Когда они говорили, раздались тяжелые и громкие удары колокола.
Колонна вздрогнул.
– Великий трибун, – сказал он с легкой усмешкой, – прикажите повременить, пока еще не слишком поздно. Я не помню, чтобы когда-нибудь я гнулся пред вами в качестве просителя, но теперь я прошу пощадить моего собственного врага. Стефан Колонна просит Колу ди Риенцо пощадить жизнь Орсини.
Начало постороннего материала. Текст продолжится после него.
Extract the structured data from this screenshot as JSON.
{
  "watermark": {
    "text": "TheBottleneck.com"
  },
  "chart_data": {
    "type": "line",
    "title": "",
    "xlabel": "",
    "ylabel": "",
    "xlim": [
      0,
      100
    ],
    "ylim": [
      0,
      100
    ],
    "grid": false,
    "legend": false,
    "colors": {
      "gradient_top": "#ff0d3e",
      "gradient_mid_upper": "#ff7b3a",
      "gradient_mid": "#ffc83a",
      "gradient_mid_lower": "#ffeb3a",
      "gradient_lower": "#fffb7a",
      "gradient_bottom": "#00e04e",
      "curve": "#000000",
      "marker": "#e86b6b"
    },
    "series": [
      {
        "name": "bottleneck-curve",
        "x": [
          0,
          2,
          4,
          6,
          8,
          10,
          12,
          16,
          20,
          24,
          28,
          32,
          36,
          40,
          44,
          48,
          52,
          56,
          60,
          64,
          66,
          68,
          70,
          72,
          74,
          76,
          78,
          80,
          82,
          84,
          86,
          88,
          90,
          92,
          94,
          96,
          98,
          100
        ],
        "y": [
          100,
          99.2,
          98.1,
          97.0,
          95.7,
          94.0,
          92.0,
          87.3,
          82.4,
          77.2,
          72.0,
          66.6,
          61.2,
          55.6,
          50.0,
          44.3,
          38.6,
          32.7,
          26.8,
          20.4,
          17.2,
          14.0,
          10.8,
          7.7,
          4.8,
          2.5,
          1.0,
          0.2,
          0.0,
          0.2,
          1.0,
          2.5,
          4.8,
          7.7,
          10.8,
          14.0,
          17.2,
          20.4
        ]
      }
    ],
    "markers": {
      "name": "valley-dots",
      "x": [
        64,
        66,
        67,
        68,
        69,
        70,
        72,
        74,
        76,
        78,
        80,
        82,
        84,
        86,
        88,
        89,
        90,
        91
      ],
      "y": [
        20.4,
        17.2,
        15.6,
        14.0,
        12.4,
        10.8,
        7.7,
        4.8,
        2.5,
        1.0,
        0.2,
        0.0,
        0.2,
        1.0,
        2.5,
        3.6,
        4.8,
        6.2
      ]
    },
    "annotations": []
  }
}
– Я понимаю ваш упрек, – сказал Риенцо спокойно, – но не сержусь на него. Вы враг Орсини и ходатайствуете за него – это называется великодушием; но, послушайте – вы более друг своему сопернику. Вы не можете вынести того, чтобы человек, довольно знатный для состязания с вами, погиб, как вор. Я отдаю должное такой благородной снисходительности; но я не из благородных и не сочувствую ей. Еще одно слово. Если бы это было единственным преступлением, которое сделал этот барон-бандит, то ваши просьбы за него могли бы быть уважены, но разве жизнь его неизвестна ? Разве не был он с детства ужасом и бедствием Рима? Сколько женщин, подвергнувшихся его насилию, сколько ограбленных купцов и мирных людей, которые среди белого дня восстают против него страшными обвинителями! И для этого человека старый князь и папский викарий просят помилования! Фи! Но я вознагражу вас: я прощу для вас первого бедняка, которого закон приговорит к смерти.
Раймонд опять отвел трибуна в сторону, между тем как Колонна силился подавить свое бешенство.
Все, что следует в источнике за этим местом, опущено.